Le Burkina est dirigé par le capitaine Ibrahim Traoré, arrivé au pouvoir à la suite d’un coup d’État militaire en septembre 2022. En juillet 2025, le chef de la junte avait promulgué une loi qui encadre la liberté d’association, les ONG et les syndicats. À la même période, le régime militaire avait révoqué en l’espace d’un mois l’autorisation d’exercer de 21 ONG pour raison administrative, selon lui, et suspendu dix autres associations pour une durée de trois mois.
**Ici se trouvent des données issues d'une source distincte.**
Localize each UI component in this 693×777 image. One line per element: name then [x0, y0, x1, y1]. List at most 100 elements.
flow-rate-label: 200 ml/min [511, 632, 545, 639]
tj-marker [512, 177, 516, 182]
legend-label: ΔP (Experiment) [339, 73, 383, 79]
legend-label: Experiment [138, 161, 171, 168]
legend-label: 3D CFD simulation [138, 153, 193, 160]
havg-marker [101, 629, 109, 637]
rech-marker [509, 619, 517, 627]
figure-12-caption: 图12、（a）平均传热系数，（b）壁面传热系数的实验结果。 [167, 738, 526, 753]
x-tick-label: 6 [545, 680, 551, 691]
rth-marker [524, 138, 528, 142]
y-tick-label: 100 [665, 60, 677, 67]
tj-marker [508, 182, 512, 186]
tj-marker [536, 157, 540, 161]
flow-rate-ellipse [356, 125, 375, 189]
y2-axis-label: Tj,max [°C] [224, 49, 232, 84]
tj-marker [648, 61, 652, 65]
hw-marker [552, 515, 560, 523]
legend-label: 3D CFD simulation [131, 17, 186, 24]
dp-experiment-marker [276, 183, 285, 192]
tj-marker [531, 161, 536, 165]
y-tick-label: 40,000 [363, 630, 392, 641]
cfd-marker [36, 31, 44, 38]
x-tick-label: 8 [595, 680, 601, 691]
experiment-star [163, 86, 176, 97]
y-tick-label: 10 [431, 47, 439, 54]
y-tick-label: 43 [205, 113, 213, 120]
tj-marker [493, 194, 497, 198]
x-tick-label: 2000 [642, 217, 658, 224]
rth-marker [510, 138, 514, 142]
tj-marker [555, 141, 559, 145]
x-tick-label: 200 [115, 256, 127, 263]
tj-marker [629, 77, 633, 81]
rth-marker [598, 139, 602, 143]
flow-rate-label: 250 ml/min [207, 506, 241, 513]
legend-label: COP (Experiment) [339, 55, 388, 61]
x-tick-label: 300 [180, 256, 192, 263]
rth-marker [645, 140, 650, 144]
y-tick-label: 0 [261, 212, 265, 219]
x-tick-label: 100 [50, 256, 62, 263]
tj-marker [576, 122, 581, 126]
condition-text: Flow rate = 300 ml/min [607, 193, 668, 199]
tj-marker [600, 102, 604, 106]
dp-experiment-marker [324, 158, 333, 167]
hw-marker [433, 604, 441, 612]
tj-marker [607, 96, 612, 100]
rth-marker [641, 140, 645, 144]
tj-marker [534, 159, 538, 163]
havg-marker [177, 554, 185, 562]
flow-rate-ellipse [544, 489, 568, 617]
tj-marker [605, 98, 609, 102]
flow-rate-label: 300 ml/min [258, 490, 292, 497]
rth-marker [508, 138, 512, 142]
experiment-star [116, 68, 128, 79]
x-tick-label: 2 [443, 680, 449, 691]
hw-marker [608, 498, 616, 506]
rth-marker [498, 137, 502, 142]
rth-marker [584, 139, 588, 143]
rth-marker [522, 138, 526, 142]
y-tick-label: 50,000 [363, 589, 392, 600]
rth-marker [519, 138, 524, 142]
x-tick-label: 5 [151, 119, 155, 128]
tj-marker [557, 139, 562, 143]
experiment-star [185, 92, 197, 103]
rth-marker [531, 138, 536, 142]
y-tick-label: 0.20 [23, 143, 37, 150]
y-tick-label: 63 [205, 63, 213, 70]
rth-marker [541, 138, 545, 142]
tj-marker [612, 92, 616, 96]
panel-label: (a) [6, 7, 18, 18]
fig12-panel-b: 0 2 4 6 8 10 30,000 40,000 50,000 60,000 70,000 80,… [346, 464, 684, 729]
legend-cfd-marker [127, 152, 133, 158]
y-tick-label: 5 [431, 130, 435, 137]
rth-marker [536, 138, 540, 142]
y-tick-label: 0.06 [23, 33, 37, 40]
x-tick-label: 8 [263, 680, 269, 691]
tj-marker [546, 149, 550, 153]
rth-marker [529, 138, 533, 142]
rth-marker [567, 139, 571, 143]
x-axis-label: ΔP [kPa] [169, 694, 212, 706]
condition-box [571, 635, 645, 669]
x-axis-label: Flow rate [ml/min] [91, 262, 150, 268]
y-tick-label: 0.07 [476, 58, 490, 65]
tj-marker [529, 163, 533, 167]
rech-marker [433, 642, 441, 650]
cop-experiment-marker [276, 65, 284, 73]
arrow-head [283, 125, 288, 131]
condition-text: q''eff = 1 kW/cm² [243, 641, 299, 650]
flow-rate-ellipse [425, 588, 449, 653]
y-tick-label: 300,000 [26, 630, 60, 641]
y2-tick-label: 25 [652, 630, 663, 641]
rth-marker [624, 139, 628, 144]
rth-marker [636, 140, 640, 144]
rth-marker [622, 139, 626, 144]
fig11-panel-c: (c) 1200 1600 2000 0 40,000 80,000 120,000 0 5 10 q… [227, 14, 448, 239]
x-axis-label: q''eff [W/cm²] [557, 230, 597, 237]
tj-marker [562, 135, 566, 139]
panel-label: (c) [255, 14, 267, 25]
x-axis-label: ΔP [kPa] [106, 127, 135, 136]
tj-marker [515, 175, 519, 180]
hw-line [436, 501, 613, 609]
Mercredi, ce sont 118 autres associations, toutes basées au Burkina et dont une grande partie sont engagées dans la défense des droits humains, qui sont interdites d’exercer sur l’ensemble du pays, selon un communiqué du ministre de l’Administration territoriale, Émile Zerbo, qui évoque des « dispositions légales en vigueur », sans plus de précisions.
La nouvelle loi sur les associations au Burkina Faso réaffirme la liberté d’association tout en la subordonnant à des obligations strictes de déclaration, de contrôle administratif et de conformité légale, avec des sanctions pouvant aller jusqu’à la dissolution.
Une répression administrative généralisée
Selon les autorités, la nouvelle loi vise à renforcer la transparence, faire la cartographie des ONG, et lutter contre le blanchiment d’argent et le financement du « terrorisme ». « Tout contrevenant s’expose aux sanctions prévues par la réglementation en vigueur », prévient Émile Zerbo, invitant les responsables d’associations à se conformer aux « dispositions » de la nouvelle loi.
Le pays fait face depuis plus d’une décennie aux offensives meurtrières de groupes affiliés à Al-Qaida et à l’organisation État islamique sur de larges pans de son territoire. Les ONG internationales ou associations fonctionnant avec des financements internationaux sont mal perçues, accusées souvent d’espionnage ou de collusion avec les djihadistes.
Par ailleurs, la junte avait promis début avril « de prendre les mesures fermes » contre « toutes les officines impérialistes déguisées en ONG », à la suite d’un rapport de l’ONG de défense des droits Humains Human Rights Watch (HRW) accusant son armée d’avoir tué deux fois plus de civils que les djihadistes depuis 2023.
Dans ce rapport, HRW impute à l’armée burkinabée et ses supplétifs civils 1 255 morts sur un total de 1 837 civils tués entre janvier 2023 et août 2025, et elle attribue au Groupe de soutien à l’islam et aux musulmans (JNIM ou GSIM, lié à Al-Qaida) 582 décès. Début avril, le capitaine Ibrahim Traoré, qui mène une politique souverainiste et revendique une « révolution progressiste », a déclaré que les Burkinabè devaient « oublier la démocratie ».